Par Jean-Luc Padellec

Le 27 avril 2024

 

Ils viennent de Guinée, de Côte-d’Ivoire, d’Albanie, ou encore du Pakistan… et ont été contraints à l’exil par le chaos du monde. À l’issue d’odyssées souvent indicibles, sans famille, sans ressources, sans autre solution que de dormir dans la rue, les jeunes mineurs étrangers arrivent en France avec pour seuls bagages des tourments très lourds à porter.

 

Puis, quand, enfin, ils sont identifiés et pris en charge par les services sociaux, il leur faut alors affronter l’épreuve du soupçon en lien avec l’évaluation de leur minorité. « Être capable de dire qui on est et les émotions que l’on ressent n’est pas évident pour certains de ces jeunes. D’abord, il y a la barrière de la langue, et souvent un parcours traumatique », rappelle Sadil Chouikha, psychologue clinicienne du service OMNiA, affilié à l’association Ailes

Dire une part de soi-même par l’expression artistique

 

À Brest, OMNiA est mandaté par le conseil départemental pour accompagner 100 mineurs non accompagnés (MNA) ou jeunes majeurs dans différents aspects de leur vie quotidienne : l’hébergement, la scolarité, la régularisation de leur situation administrative et la veille sur leur santé physique et psychique. Si les travailleurs sociaux savent y faire, « faire confiance aux adultes, ça prend du temps ».

 

 

Photo pour les uns, danse pour les autres : l’art reste un moyen d’exploration de soi-même pour débloquer des traumatismes encore vivaces et gagner en estime de soi. 

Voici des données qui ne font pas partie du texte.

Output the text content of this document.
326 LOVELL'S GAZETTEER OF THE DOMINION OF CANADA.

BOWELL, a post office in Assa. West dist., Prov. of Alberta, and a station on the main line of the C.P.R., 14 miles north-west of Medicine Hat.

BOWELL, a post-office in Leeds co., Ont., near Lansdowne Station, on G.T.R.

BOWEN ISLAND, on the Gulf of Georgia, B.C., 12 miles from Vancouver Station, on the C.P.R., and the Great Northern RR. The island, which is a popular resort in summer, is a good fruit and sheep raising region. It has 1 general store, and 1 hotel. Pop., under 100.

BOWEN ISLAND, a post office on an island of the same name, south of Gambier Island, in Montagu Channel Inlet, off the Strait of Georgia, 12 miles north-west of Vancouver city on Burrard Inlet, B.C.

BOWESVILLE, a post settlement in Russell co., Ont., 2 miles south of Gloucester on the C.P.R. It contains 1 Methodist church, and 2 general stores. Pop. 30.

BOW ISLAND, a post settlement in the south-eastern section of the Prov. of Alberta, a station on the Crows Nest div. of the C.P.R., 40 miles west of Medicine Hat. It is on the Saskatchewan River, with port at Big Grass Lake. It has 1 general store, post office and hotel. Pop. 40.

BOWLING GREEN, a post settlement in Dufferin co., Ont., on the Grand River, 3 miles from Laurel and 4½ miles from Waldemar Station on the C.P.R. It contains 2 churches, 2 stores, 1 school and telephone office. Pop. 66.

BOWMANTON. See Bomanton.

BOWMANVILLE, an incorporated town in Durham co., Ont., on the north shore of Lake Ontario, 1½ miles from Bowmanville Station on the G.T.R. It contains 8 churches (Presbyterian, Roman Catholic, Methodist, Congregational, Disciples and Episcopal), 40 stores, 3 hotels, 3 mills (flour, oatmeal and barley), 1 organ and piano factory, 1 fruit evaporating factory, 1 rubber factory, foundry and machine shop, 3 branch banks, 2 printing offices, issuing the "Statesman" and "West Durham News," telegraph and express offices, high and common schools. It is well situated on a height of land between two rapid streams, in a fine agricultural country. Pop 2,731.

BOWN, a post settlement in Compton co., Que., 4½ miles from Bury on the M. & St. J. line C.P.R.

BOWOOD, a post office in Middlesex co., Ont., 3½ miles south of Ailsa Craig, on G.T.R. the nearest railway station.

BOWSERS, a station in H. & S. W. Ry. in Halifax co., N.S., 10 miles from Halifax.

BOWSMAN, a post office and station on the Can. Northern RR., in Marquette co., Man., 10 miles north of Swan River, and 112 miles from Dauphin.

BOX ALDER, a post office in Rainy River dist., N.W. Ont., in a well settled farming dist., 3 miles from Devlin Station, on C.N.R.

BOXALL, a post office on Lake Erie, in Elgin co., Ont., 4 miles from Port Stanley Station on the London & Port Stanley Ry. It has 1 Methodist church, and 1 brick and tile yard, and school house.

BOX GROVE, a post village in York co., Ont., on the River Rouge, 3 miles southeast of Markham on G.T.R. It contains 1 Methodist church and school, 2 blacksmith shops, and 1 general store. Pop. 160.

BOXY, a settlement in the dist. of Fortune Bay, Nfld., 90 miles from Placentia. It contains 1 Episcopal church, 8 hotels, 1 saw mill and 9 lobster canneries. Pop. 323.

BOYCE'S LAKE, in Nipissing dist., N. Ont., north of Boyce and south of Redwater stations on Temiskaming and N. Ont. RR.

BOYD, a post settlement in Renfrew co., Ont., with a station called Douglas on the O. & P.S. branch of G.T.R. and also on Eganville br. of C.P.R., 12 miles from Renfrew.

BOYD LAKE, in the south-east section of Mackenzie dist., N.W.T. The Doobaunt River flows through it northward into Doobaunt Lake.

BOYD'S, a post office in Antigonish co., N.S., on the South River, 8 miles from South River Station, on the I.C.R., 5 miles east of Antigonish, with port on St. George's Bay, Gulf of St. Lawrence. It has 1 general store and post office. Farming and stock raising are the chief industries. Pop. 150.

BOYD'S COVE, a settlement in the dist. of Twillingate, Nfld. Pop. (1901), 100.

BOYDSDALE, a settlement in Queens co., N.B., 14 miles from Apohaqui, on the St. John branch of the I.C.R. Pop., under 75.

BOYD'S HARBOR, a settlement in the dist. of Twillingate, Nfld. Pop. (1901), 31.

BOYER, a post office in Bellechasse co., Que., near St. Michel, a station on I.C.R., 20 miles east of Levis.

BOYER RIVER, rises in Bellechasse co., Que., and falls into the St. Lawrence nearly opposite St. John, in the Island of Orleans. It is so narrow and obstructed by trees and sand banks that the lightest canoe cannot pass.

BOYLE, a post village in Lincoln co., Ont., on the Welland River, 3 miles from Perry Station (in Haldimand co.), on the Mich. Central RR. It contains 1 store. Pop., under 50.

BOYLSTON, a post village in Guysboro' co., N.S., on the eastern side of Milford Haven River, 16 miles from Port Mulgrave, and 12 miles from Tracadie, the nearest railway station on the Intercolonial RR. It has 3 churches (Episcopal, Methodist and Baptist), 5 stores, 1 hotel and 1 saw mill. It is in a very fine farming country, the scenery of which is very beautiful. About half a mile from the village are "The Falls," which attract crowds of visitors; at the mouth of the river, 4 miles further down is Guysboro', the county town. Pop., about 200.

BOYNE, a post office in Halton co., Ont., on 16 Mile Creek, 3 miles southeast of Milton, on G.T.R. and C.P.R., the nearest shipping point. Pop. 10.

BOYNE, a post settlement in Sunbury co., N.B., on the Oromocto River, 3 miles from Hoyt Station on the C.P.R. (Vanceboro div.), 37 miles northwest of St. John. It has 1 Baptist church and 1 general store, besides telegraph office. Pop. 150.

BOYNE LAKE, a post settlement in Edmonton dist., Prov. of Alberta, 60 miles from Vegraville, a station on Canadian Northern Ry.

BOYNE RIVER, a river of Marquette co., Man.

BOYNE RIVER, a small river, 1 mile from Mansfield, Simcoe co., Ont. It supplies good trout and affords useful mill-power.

(Photo Le Télégramme/Jean-Luc Padellec)

Le projet « L’art de se raconter » est né d’une idée, celle de donner la possibilité aux jeunes de « dire une part d’eux-mêmes, sans passer par la parole », en utilisant la médiation artistique. Pour mener à bien cette ambition, OMNia a répondu à un appel à projets, « Santé-vous bien », financé par les services de promotion de la santé de la ville de Brest. Ainsi, treize jeunes ont pu se répartir dans deux ateliers, animés par le photographe Nicolas Hergoualc’h et la danseuse chorégraphe Nolwenn Dubreuil.

 

Une confiance retrouvée

 

L’aboutissement de ce travail, c’était ce samedi 27 avril 2024 après-midi à La Pam, où les apprentis danseurs exilés ont donné une représentation publique pleine de poésie avec des jeunes de l’école de danse de l’association « Les pieds nus ». Quant aux photographes, ils ont pu exposer leur travail collectif réalisé avec un appareil photo jetable chargé d’un film en noir et blanc. Une vraie fierté pour Souleymane, arrivé à Brest il y a deux ans, et qui s’est investi à fond dans cette aventure photographique.

« C’était une expérience nouvelle pour moi, et je remercie toute l’équipe d’OMNia et le photographe qui ont cru en moi et m’ont redonné confiance. On a travaillé tous ensemble pour sélectionner les photos. En plus, cela m’a permis de développer des compétences techniques que je n’avais pas, et qui pourront m’être utiles ensuite », sourit le jeune homme. Outre cette exposition d’un jour, un livret photo a été édité, et sera distribué gratuitement. Un moment très valorisant pour ces jeunes qui ont pu se prouver à eux-mêmes qu’ils sont capables de repousser leurs limites, en empruntant des chemins jusqu’alors inconnus.